If these young people were mobilised and their potentials developed in an organised manner, they could really bring about great change in their lives and in the society. To this end, the development of a demand-driven, high quality TVET system, relevant to all sectors of the economy, at all levels, and to all the people, is considered by the Pujehun District Youth Council (PDYC) in particular as an effective strategy for creating a competent, motivated, adaptable and innovative workforce in the marginalised District.
The proposed TVET project will be implemented in four years.
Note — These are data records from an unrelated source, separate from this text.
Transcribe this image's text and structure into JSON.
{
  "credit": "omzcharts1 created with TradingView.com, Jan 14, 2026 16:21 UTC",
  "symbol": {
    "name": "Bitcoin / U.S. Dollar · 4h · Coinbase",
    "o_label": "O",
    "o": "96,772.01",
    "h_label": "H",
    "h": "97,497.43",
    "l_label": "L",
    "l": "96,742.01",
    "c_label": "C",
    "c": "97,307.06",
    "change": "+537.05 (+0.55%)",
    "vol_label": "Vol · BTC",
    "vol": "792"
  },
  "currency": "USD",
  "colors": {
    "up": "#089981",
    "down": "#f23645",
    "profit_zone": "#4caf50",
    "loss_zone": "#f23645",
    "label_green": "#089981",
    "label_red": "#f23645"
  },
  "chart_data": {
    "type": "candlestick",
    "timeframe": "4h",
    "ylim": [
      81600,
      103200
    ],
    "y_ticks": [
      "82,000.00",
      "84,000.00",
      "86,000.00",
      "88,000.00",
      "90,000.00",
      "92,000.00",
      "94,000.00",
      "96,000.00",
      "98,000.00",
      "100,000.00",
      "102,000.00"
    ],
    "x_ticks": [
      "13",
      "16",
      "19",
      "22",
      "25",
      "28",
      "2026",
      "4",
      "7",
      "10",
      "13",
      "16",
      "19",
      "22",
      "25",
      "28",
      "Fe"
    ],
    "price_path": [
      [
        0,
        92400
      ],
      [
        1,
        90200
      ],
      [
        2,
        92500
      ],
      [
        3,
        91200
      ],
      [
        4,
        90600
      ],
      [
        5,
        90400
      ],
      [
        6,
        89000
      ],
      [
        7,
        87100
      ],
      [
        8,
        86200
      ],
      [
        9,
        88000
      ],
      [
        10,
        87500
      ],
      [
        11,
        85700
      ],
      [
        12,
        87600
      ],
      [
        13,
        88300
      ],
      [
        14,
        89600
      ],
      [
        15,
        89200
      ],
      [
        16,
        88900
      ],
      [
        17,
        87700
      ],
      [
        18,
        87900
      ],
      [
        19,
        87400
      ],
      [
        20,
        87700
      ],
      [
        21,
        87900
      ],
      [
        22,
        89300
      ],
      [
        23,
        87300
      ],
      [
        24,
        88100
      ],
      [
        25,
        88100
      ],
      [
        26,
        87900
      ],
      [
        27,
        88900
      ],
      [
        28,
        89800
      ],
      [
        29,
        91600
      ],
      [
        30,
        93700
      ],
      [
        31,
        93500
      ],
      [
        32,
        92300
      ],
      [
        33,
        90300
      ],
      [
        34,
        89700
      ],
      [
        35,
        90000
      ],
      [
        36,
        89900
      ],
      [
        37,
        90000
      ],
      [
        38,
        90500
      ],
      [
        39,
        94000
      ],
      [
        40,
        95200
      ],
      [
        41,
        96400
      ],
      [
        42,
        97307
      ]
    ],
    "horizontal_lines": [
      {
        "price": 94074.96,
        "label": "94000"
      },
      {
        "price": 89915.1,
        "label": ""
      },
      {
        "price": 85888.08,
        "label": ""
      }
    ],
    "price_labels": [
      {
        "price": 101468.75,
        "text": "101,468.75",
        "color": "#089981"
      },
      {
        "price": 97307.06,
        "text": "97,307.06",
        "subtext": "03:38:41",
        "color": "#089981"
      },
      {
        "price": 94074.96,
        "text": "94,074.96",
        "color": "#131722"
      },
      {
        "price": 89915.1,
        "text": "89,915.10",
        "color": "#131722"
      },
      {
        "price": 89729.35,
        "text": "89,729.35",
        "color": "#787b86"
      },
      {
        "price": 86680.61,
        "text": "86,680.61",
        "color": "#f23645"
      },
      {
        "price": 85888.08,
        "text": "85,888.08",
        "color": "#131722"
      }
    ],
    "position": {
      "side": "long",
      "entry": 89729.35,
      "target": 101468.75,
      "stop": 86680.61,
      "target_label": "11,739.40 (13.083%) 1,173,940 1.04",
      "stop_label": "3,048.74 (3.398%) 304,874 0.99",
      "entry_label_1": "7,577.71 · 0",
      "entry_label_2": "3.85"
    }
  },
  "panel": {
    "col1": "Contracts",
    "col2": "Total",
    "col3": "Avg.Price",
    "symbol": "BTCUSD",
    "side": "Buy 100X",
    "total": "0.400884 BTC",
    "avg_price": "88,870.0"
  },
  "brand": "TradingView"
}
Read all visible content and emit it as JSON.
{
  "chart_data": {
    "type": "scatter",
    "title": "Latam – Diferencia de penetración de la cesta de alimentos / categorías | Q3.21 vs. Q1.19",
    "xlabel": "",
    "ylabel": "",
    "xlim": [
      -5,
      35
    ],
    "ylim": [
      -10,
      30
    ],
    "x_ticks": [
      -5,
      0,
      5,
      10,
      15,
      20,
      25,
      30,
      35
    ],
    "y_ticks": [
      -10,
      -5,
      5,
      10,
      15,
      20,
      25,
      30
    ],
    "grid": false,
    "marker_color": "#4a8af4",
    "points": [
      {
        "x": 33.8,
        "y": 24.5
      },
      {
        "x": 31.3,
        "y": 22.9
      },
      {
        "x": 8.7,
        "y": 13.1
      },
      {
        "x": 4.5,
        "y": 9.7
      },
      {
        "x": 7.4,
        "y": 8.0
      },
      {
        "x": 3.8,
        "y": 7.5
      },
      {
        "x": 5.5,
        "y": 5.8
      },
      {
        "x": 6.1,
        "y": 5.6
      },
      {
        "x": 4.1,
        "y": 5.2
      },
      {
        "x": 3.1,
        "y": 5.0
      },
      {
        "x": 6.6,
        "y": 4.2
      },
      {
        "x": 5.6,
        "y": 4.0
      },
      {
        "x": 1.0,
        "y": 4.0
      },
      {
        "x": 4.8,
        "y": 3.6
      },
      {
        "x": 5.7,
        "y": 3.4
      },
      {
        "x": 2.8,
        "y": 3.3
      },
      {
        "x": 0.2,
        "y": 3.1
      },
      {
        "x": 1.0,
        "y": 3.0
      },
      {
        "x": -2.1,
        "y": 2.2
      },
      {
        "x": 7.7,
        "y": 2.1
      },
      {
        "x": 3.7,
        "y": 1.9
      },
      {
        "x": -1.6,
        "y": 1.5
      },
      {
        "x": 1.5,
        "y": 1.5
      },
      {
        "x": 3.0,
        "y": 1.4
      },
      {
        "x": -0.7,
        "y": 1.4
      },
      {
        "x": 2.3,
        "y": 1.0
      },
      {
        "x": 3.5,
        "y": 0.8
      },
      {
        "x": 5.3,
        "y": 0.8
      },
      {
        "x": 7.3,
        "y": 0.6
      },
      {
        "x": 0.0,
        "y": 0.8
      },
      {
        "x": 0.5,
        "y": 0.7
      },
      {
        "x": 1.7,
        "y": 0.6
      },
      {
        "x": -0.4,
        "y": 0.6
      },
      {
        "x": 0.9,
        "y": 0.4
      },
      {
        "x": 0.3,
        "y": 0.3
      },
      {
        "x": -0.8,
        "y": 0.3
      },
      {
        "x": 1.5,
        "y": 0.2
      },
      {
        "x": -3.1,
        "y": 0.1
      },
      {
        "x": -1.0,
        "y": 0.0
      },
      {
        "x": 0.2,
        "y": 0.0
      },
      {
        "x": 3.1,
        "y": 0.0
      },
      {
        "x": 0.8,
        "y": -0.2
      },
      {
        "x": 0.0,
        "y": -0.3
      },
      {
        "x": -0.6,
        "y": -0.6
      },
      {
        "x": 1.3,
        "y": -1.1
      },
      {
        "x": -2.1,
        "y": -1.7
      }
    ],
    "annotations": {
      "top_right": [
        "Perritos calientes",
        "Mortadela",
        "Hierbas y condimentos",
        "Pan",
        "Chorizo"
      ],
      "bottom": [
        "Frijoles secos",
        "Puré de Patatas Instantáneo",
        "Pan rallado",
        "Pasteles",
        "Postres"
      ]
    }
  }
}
First two years of project phase between January 2017 and December 2018 will involve (a) constructing the Institute in Pujehun Town and establishing the demonstration farm and training workshops; (b) identifying and capacitating the Institute’s (Project’s) Steering Committee (Board), Management Team and the Teaching Staff; and (c) Designing & Developing the curricula and training/learning materials. The project’s second phase – January 2019 to December 2020 – will be devoted to the delivery of TVET training and support services at the newly constructed Institute in line with the Government’s TVET policy. At least 1,860 youth, among them 30% women and 5% persons with disabilities, will be enrolled/trained in short- and long-term courses by December 2020. It is anticipated that at least 75% of those trained will be able to put their skills into use within 6 months of completion. Access to TVET will increase labour productivity in the District and lead to higher income generation capabilities for women and youth. This in turn can accelerate poverty reduction and improve living conditions.